In Chinatown, we teamed up with the Asian CDC to see if we could leverage our Winthrop Center obligation to create 105 affordable housing units into more units that were both larger and available to people of lower income.  

With the help of Handel Architects, we took a proven and simple residential construction and design approach from Germany that focused on sustainability and healthy air and scaled it up resulting in Winthrop Center. What is expected to be the world’s largest passive house office building, Winthrop Center will use 65 percent less energy (with an ensuing greenhouse gas emissions reduction) for heating and cooling than the typical Boston office building, while still providing 30 percent more fresh air. Upon the opening of Winthrop Center in fall 2022, passive house will be an important pathway toward a Net Zero community, and the standard for new construction in the not too distant future. 

Tower Overcomes Obstacles 

It all starts with talking. One of the many benefits of having the Winthrop Center project go through the gauntlet of approvals was the opportunity to forge new relationships with people across the city. One of the issues we discussed was the broad and generational obstacles that people of color and women have to overcome in order to participate in the varied career paths and professional and service business ownership opportunities that make up the real estate industry’s human infrastructure. 
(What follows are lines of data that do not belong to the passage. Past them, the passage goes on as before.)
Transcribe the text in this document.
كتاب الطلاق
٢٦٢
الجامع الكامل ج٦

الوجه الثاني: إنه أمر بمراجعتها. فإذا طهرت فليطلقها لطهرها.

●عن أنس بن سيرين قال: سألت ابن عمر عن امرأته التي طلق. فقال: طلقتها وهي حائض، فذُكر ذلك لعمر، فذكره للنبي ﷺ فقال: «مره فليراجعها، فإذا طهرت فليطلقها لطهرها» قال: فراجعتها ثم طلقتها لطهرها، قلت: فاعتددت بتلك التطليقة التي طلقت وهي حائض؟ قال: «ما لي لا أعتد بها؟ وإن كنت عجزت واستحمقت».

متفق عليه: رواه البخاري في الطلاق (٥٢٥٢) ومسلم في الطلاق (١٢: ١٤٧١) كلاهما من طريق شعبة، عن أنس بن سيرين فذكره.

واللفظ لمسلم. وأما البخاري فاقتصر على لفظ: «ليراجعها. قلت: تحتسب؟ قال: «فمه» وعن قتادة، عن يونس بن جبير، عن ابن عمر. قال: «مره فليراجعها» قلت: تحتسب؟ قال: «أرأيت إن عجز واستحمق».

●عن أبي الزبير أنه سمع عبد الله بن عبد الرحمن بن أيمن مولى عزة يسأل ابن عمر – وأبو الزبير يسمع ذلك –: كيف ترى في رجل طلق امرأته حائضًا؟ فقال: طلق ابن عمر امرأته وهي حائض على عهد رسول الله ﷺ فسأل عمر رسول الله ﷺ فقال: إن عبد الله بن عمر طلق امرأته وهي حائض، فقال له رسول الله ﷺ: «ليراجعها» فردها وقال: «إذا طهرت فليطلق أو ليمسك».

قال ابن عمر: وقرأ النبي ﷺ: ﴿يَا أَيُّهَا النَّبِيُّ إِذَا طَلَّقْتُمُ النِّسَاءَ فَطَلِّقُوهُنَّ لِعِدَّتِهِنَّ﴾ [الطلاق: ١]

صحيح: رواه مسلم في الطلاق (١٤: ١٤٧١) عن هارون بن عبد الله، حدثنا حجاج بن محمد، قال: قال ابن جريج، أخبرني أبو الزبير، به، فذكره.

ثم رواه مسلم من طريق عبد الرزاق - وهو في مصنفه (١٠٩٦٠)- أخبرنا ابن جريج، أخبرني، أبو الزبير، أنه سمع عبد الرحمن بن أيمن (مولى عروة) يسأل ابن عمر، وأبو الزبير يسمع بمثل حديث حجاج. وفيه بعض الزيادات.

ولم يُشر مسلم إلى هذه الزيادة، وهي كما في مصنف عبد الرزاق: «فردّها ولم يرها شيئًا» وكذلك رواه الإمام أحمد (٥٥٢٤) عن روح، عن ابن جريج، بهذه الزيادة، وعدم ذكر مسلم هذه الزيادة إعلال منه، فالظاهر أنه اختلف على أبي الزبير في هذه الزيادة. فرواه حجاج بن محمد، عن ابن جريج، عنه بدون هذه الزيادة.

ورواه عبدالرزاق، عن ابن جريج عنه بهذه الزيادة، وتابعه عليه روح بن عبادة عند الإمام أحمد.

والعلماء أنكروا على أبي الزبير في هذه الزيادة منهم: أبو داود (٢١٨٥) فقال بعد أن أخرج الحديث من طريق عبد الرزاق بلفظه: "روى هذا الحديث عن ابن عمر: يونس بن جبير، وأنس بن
Those conversations went deeper, and law firms started looking into different schools to find new associates of color; architects and engineers began to team up with less experienced firms to meet diversity goals; construction unions put up billboards to attract people of color and women into their ranks; bankers started to open up their loan participation to minority-owned institutions; and DRB Facilities Services became our new cleaning service. The obstacles started to shift and the barriers began to crack. We have a long way to go, but we are building a pathway toward progress. 

Joseph Larkin

In Chinatown, we teamed up with the Asian CDC to see if we could leverage our Winthrop Center obligation to create 105 affordable housing units into more units that were both larger and available to people of lower income. We targeted a rare Chinatown site owned by the city that included the Tuft Shared Services garage and a successful hotel owned by Corcoran Jennison on either side. Again, conversations started, and differences were identified and solved so that both abutters could expand into the site. Collectively we offered the city a project with all 168 affordable units, an expanded garage, a beautiful mid-market hotel and enough money to eliminate any land cost for extra units.  

Despite diverse projects, diverse perspectives and diverse groups, we come together as one community because we understand that whether it’s sustainability, affordability or opportunity. Our best work is done with an open mind. 

Joseph Larkin is a principal at Millennium Partners.